Q. They have been years of many changes. She appears to be the calm woman. Has it taken a toll on you?

A. I like to know that I appear to be a calm woman, because the nerve goes inside… It is true that the professional changes have also been personal. One thing goes hand in hand with the other, especially in professions as absorbing as ours. I don’t live to work, but I admit that I take each opportunity very seriously and I am very obsessive.

Q. You have always referred to the difficulty of reconciling being a working woman.

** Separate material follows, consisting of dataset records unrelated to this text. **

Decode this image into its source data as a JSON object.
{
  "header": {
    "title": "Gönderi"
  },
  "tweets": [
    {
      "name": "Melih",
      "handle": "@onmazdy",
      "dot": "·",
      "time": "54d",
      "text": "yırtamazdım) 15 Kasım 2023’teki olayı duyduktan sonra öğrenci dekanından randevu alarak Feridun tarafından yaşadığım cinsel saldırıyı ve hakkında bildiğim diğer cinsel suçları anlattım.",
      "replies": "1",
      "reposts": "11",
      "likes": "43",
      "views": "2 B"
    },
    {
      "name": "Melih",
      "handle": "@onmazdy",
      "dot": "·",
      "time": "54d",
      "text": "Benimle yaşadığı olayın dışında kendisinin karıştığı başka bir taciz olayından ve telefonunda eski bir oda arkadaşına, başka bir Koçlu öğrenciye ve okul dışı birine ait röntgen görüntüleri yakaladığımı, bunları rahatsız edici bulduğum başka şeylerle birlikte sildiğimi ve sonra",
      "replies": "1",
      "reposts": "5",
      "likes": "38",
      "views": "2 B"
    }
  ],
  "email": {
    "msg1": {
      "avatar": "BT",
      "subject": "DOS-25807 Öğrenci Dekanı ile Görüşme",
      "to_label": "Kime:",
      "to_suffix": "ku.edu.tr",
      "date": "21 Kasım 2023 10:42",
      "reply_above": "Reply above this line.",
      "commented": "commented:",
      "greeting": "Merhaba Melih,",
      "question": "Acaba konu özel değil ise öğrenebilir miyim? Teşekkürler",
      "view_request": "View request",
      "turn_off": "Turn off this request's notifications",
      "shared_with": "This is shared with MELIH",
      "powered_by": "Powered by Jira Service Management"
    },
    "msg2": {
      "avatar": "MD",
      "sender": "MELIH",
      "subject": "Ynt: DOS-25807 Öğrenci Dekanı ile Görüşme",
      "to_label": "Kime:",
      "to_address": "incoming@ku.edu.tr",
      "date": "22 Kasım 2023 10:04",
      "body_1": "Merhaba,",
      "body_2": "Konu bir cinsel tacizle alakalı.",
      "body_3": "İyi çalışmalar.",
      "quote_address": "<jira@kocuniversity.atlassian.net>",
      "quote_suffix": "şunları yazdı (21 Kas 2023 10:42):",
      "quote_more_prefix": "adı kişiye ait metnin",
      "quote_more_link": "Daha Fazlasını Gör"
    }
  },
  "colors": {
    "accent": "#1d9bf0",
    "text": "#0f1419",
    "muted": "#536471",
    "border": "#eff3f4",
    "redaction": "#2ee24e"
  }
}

A. I don’t want to call it a personal bill… although my children do do it anyway. I hope that one day they won’t hold it against me. Both in Congress and in Telecinco, with Ya son las 8, she was used to arriving home late. It is a light rain with the family to explain to them that you are not here, but that you are. You will always be there for urgent matters, even if a nephew has to help you take the child for extracurricular football. They say that as they grow, children begin to recognize the work of their mothers. Writing a book about it allowed me to discover that we have all been idiots for centuries. It is a nameless evil among women that must be dealt with as best as possible, because above all, one must not give up.

Q. Telecinco asked Unicorn Content to put on Ya es noon, her first experience as a magazine presenter, in less than five days. What was that dizzying jump like?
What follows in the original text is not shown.